Mengapa Publik Masih Meragukan Fakta?
Sumber keraguan banyak datang dari kelompok anti-Jokowi yang mengklaim diri sebagai "peneliti forensik digital" atau "ahli telematika". Namun, ironisnya, klaim mereka tidak pernah diuji secara ilmiah atau hukum. Mereka tidak pernah mengajukan dokumen asli yang bertentangan, tidak menghadirkan saksi yang kredibel, dan hanya mendasarkan tuduhannya pada analisis visual foto ijazah yang beredar bebas di internet.
Dalam ilmu digital forensik pun, analisis terhadap dokumen digital harus mematuhi prosedur ketat---termasuk metadata, digital hash, dan integritas file. Tanpa itu semua, analisis hanya menjadi opini pribadi tanpa dasar hukum.
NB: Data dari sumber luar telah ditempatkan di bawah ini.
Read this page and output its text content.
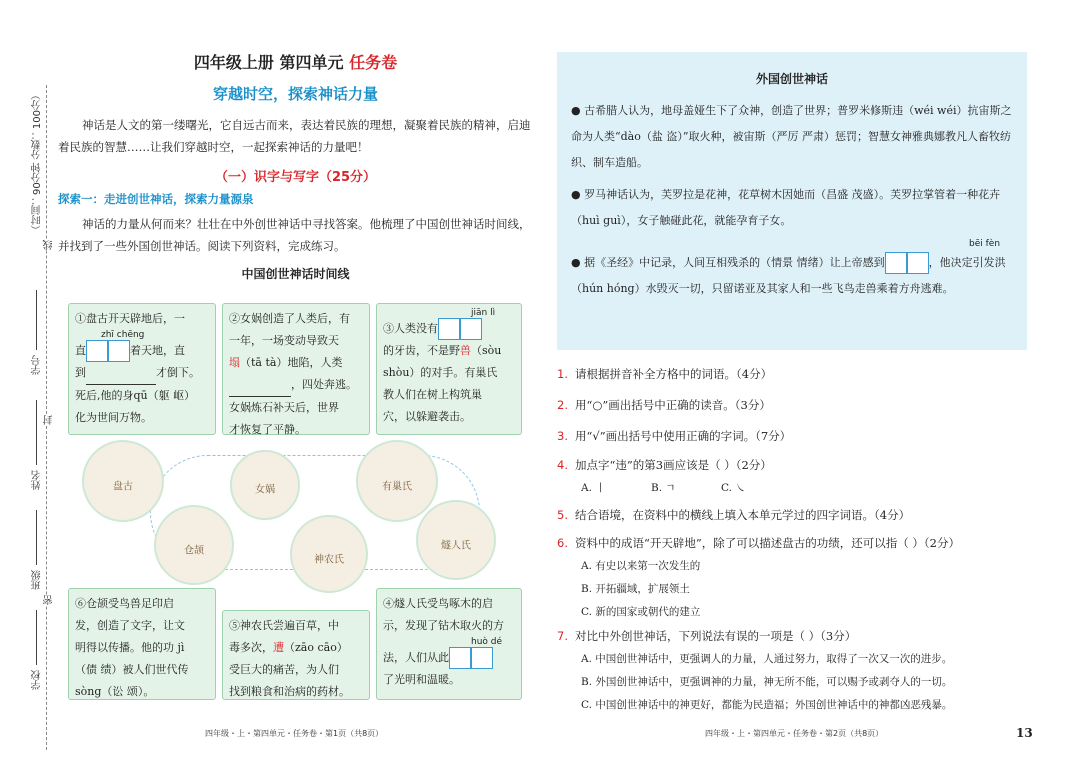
（时间：90分钟 分数：100分）
学号
姓名
班级
学校
线
封
密
四年级上册 第四单元 任务卷
穿越时空，探索神话力量
神话是人文的第一缕曙光，它自远古而来，表达着民族的理想，凝聚着民族的精神，启迪着民族的智慧……让我们穿越时空，一起探索神话的力量吧！
（一）识字与写字（25分）
探索一：走进创世神话，探索力量源泉
神话的力量从何而来？壮壮在中外创世神话中寻找答案。他梳理了中国创世神话时间线，并找到了一些外国创世神话。阅读下列资料，完成练习。
中国创世神话时间线
①盘古开天辟地后，一
zhī chēng
直	着天地，直
到	才倒下。
死后,他的身qū（躯 岖）
化为世间万物。
②女娲创造了人类后，有
一年，一场变动导致天
塌（tā tà）地陷，人类
，四处奔逃。
女娲炼石补天后，世界
才恢复了平静。
jiān lì
③人类没有
的牙齿，不是野兽（sòu
shòu）的对手。有巢氏
教人们在树上构筑巢
穴，以躲避袭击。
盘古	女娲	有巢氏
仓颉
神农氏
燧人氏
⑥仓颉受鸟兽足印启
发，创造了文字，让文
明得以传播。他的功 jì
（债 绩）被人们世代传
sòng（讼 颂）。
⑤神农氏尝遍百草，中
毒多次，遭（zāo cāo）
受巨大的痛苦，为人们
找到粮食和治病的药材。
④燧人氏受鸟啄木的启
示，发现了钻木取火的方
huò dé
法，人们从此
了光明和温暖。
外国创世神话
● 古希腊人认为，地母盖娅生下了众神，创造了世界；普罗米修斯违（wéi wéi）抗宙斯之命为人类“dào（盐 盗）”取火种，被宙斯（严厉 严肃）惩罚；智慧女神雅典娜教凡人畜牧纺织、制车造船。
● 罗马神话认为，芙罗拉是花神，花草树木因她而（昌盛 茂盛）。芙罗拉掌管着一种花卉（huì guì），女子触碰此花，就能孕育子女。
bēi fèn
● 据《圣经》中记录，人间互相残杀的（情景 情绪）让上帝感到	，他决定引发洪（hún hóng）水毁灭一切，只留诺亚及其家人和一些飞鸟走兽乘着方舟逃难。
1. 请根据拼音补全方格中的词语。（4分）
2. 用“○”画出括号中正确的读音。（3分）
3. 用“√”画出括号中使用正确的字词。（7分）
4. 加点字“违”的第3画应该是（ ）（2分）
A. 丨	B. ㄱ	C. ㇏
5. 结合语境，在资料中的横线上填入本单元学过的四字词语。（4分）
6. 资料中的成语“开天辟地”，除了可以描述盘古的功绩，还可以指（ ）（2分）
A. 有史以来第一次发生的
B. 开拓疆域，扩展领土
C. 新的国家或朝代的建立
7. 对比中外创世神话，下列说法有误的一项是（ ）（3分）
A. 中国创世神话中，更强调人的力量，人通过努力，取得了一次又一次的进步。
B. 外国创世神话中，更强调神的力量，神无所不能，可以赐予或剥夺人的一切。
C. 中国创世神话中的神更好，都能为民造福；外国创世神话中的神都凶恶残暴。
四年级・上・第四单元・任务卷・第1页（共8页）	四年级・上・第四单元・任务卷・第2页（共8页）	13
"Mereka bicara forensik, tetapi tidak paham prinsip dasar pembuktian. Tidak cukup hanya melihat dari gambar dan membuat asumsi," ujar pakar hukum Universitas Indonesia, Prof. Topo Santoso.
---
Bagaimana Seharusnya Sikap Publik?
Dalam menghadapi polemik ini, masyarakat perlu membedakan antara opini politik dan fakta hukum. Tuduhan yang terus diulang tidak otomatis menjadi kebenaran jika tidak dibuktikan dengan alat bukti sah.
Sebaliknya, justru ketika pengadilan sudah memutus dan institusi resmi seperti UGM telah memberikan klarifikasi, maka menyebarkan klaim palsu tanpa bukti sah dapat masuk ke ranah penyebaran hoaks atau bahkan pencemaran nama baik.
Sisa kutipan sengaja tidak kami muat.